In the spring of 2014, the relative calm before the storm in Israel, a yacht raced from the Herzliya marina and out into the open sea. The thicket of sailing masts in the harbor slowly faded from the passengers’ view, sinking below the horizon like some minor Atlantis. An hour out to sea, the wheel lashed to windward, the shipmates broke out the Champagne. The sun warmed their faces, and the Mediterranean slapped against the bow.
It was the kind of scene that belonged on a travel poster, an idyllic day in a desirable destination. The previous year had in fact been Israel’s most-visited ever—with more than 3.5 million tourists coming to the country—and the first few months of 2014 were running 3 percent ahead of that pace. Confidence in the country’s tourism was at an all-time high, as evidenced by the gleaming new edifice that overlooked the marina: the Ritz-Carlton, Herzliya, which had opened a few months earlier as Israel’s first hotel from an elite luxury chain.

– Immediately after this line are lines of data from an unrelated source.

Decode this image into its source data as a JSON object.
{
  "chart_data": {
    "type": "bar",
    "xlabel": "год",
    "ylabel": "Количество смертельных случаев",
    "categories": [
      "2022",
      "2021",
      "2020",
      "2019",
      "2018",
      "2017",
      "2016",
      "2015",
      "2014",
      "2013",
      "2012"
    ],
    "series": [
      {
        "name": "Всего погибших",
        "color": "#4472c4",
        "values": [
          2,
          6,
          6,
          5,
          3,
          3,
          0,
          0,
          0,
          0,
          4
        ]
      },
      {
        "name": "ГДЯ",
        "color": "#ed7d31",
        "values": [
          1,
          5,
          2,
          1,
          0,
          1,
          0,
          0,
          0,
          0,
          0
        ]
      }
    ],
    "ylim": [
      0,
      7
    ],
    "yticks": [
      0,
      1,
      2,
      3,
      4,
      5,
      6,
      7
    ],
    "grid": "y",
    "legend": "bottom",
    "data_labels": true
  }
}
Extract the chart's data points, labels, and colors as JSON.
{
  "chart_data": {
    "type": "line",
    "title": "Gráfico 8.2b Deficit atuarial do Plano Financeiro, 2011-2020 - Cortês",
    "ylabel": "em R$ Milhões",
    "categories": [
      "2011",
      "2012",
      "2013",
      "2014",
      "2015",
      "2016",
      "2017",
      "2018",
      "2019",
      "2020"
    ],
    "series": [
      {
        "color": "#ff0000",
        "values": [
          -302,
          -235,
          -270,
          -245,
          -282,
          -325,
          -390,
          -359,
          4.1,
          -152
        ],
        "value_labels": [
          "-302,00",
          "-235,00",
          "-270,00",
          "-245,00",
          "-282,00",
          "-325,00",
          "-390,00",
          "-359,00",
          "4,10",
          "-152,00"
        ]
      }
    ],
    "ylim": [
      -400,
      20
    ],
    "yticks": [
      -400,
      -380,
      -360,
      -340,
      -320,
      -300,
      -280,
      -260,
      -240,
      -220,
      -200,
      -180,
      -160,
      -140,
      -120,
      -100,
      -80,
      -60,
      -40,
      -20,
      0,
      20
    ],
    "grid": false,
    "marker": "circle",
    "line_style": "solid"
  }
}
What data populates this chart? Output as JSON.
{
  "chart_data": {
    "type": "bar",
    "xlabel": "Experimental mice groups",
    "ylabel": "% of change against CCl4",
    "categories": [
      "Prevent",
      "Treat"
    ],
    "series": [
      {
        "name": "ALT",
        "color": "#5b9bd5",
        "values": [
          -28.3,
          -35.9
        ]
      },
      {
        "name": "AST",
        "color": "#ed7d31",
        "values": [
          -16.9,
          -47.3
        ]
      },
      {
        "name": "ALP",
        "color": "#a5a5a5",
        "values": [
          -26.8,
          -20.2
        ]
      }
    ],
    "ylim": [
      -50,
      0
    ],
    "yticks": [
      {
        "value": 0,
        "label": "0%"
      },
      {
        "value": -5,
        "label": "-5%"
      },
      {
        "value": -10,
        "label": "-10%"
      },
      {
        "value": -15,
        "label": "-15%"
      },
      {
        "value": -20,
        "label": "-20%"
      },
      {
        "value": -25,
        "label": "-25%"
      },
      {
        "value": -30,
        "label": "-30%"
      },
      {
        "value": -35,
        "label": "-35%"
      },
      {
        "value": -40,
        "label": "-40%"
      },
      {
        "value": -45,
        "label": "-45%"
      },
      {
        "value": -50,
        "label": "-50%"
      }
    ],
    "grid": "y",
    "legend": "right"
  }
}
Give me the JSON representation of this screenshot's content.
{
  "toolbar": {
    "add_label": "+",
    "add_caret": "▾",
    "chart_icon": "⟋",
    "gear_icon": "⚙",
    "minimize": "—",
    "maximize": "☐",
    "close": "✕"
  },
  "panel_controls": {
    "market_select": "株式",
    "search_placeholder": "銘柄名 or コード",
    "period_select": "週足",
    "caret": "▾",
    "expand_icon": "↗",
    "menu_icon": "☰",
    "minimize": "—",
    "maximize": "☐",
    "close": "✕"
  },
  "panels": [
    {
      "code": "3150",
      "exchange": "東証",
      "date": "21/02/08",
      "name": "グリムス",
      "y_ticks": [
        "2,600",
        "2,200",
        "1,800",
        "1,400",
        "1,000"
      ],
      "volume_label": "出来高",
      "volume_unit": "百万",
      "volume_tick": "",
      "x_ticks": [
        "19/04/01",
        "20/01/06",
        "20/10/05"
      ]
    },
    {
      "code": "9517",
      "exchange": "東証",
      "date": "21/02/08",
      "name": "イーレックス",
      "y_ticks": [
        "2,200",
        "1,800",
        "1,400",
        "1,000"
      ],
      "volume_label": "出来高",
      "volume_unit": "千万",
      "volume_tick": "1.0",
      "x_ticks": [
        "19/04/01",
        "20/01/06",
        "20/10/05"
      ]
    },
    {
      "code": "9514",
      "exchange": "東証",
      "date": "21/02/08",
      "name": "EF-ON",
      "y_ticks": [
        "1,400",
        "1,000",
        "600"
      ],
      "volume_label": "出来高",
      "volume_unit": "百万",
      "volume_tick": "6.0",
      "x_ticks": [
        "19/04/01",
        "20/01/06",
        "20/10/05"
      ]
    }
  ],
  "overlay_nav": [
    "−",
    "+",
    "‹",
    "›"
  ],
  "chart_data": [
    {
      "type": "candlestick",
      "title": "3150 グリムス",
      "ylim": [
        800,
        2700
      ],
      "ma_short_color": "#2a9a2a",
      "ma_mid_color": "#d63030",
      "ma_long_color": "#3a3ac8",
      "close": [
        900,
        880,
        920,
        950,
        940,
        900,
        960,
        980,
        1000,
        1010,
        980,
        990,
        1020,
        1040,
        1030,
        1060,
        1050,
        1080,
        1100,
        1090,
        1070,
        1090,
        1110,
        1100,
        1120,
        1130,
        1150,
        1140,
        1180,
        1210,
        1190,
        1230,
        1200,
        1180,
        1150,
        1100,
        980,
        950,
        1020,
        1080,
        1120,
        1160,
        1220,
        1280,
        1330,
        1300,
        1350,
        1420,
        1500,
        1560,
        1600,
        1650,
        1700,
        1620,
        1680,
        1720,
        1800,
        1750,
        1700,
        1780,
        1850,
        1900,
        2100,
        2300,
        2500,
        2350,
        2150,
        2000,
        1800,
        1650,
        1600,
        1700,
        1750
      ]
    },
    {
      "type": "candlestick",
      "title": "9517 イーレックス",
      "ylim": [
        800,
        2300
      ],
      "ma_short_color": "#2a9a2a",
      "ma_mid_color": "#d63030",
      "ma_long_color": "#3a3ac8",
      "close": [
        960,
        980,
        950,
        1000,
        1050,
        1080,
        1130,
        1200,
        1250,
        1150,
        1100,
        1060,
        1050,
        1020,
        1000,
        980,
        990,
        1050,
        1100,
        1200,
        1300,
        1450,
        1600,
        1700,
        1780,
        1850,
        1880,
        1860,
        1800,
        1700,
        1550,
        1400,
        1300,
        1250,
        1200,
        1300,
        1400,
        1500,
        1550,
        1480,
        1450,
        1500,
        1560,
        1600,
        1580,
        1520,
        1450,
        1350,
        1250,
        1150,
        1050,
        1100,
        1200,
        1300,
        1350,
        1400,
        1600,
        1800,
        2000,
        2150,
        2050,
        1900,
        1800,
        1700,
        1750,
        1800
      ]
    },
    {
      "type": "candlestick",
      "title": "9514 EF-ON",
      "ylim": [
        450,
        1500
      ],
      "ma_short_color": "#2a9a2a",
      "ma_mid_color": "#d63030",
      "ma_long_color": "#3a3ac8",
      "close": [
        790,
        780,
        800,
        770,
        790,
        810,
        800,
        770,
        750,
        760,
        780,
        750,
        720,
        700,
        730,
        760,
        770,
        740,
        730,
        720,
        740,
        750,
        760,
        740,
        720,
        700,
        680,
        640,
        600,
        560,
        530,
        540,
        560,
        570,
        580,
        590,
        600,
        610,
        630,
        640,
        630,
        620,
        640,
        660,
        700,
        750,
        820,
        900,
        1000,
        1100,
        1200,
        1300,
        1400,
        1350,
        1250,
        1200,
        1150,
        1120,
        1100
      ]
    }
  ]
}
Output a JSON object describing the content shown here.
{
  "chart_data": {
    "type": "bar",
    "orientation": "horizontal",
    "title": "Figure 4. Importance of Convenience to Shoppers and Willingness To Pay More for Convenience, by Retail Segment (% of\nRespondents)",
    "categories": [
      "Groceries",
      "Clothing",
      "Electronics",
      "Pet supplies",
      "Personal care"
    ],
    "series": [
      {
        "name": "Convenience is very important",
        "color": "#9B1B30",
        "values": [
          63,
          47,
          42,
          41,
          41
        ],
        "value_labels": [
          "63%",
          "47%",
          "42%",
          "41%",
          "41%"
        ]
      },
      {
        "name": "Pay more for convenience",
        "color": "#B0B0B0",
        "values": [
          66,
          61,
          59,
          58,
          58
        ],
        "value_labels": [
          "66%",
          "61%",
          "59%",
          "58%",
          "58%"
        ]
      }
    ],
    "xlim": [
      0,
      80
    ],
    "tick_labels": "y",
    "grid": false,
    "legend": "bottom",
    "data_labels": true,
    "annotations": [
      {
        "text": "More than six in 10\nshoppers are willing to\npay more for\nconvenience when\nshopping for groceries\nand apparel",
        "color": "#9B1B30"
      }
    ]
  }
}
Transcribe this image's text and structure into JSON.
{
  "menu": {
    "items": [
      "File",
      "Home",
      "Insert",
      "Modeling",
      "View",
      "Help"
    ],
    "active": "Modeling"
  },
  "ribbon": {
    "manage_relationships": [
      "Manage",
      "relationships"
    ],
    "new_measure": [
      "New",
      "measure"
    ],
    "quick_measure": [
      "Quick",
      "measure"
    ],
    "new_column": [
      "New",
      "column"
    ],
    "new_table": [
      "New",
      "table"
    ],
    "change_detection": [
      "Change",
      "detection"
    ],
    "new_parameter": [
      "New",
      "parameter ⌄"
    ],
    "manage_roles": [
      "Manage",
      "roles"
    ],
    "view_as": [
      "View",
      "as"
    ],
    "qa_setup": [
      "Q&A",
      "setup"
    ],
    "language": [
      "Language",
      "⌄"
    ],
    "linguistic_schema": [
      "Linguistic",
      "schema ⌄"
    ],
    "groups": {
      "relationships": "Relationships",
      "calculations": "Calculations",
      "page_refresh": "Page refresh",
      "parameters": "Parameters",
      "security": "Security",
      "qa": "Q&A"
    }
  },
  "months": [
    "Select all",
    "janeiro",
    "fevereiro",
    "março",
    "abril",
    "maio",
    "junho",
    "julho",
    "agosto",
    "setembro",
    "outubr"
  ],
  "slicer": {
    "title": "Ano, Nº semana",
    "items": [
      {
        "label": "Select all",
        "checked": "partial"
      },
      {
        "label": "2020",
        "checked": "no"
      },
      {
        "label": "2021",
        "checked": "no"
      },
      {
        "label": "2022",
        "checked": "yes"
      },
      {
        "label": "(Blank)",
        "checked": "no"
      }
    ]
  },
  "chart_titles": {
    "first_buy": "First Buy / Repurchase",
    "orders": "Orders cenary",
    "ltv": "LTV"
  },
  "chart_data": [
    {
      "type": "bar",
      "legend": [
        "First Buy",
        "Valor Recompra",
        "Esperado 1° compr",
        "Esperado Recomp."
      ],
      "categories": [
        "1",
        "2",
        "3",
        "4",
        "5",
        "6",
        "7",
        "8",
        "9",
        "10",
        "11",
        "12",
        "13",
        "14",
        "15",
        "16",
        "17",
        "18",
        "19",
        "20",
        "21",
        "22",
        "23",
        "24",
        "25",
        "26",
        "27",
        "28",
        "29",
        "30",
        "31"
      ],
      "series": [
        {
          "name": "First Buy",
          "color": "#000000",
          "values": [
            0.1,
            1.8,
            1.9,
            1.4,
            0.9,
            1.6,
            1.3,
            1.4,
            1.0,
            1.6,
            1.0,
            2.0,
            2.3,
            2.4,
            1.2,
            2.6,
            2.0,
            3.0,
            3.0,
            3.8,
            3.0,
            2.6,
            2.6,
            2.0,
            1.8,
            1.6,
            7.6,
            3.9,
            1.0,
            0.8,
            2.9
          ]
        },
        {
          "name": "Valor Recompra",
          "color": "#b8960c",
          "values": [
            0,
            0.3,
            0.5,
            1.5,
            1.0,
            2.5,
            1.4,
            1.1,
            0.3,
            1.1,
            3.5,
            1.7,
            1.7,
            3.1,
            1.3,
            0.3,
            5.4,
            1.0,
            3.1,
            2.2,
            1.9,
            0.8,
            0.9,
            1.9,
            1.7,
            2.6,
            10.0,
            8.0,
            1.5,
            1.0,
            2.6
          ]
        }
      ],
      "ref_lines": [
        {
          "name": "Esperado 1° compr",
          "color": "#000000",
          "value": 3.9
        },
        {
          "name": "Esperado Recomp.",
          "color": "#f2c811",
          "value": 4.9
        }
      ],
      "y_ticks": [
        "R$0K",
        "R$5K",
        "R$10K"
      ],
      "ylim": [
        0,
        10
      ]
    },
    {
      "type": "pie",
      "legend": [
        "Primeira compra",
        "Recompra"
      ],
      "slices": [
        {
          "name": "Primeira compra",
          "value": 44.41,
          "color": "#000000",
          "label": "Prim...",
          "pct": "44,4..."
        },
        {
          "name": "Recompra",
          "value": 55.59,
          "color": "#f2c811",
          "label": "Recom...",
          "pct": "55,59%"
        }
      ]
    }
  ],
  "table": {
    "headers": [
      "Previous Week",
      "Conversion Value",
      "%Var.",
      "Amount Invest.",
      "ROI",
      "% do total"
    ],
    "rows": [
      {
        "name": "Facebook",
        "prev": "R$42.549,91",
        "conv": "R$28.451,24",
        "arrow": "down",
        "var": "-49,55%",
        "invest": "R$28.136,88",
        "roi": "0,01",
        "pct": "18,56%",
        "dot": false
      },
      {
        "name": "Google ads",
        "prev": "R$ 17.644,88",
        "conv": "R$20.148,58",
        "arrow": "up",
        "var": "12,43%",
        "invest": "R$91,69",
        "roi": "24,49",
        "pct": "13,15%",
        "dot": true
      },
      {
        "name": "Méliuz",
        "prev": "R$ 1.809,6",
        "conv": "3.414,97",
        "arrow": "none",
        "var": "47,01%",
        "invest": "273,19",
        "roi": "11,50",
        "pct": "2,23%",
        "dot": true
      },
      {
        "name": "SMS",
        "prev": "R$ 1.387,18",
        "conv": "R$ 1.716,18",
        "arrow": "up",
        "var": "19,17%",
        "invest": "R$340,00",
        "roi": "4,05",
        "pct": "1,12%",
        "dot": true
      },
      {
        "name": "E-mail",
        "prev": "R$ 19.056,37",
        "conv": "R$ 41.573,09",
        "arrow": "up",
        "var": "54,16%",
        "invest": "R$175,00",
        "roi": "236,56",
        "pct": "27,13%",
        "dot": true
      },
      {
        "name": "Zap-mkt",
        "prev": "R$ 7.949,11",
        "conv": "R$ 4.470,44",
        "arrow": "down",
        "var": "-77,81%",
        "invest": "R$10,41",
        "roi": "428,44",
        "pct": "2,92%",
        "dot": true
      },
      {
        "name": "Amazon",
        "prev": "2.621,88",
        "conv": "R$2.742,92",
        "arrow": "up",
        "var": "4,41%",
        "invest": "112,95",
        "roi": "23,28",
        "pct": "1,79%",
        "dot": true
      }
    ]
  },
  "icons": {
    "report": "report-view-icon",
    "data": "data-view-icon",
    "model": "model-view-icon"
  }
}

There was little about this halcyon tableau to suggest that up and down the coast a state of siege prevailed, a political reality that, with some exceptions, mandated military service for every Israeli. On July 7, however, the country’s uneasy détente with Palestine came to a violent end when Israel and the ruling authority in Gaza began exchanging airstrikes, turning the region into a war zone.
In the days to come, images of Israel’s high-tech Iron Dome defense blasting Hamas missiles out of the sky would become staples of nightly newscasts. Predictably, travel to Israel plummeted, with hotel occupancies dropping 60 percent as the U.S. State Department and some European governments banned flights to the country’s hub and cautious tourists made plans to vacation in less contentious climes. Fast-forward a few months, however, and the tourist tide has started turning again.
“The entire hospitality segment has been affected,” says Gadi Hassin, general manager at the Ritz-Carlton, Herzliya. “Recovery is slow, but 2015 is forecast to be a very good year, if stable.”
For some frequent travelers to Israel, now is as good a time as any to go. “Israel remains a great place to visit,” says Cheryl Fishbein, an attorney and clinical psychologist in Manhattan who, with her husband, Philip Shatten, is a regular visitor. “I was there during the Second Intifada, which began in 2000, and Phil was there during the Persian Gulf War in 1991, when Saddam Hussein was bombarding Israel with Scuds.” Now she plans to return in February. “Thanks to the Iron Dome, it’s safer than ever. Beyond that, whether the country is at peace or at war, the weather is great, there are new galleries and restaurants opening up, and the beaches are uncrowded.”
David Segal, a Philadelphia tax attorney, says that he felt no more at risk during his October 2014 visit than he would in his U.S. hometown. “If you can ignore what you hear and see on TV, Israel is one of the safest places on the planet. My wife and daughter and three grandchildren have lived there since 2000, and I couldn’t let them live there unless I had complete confidence in Israel’s ability to fend off an attack by its enemies,” says Segal, whose daughter, a professional makeup artist, spent her military service as an F16 jet mechanic. “There’s no country that provides greater security for its people.”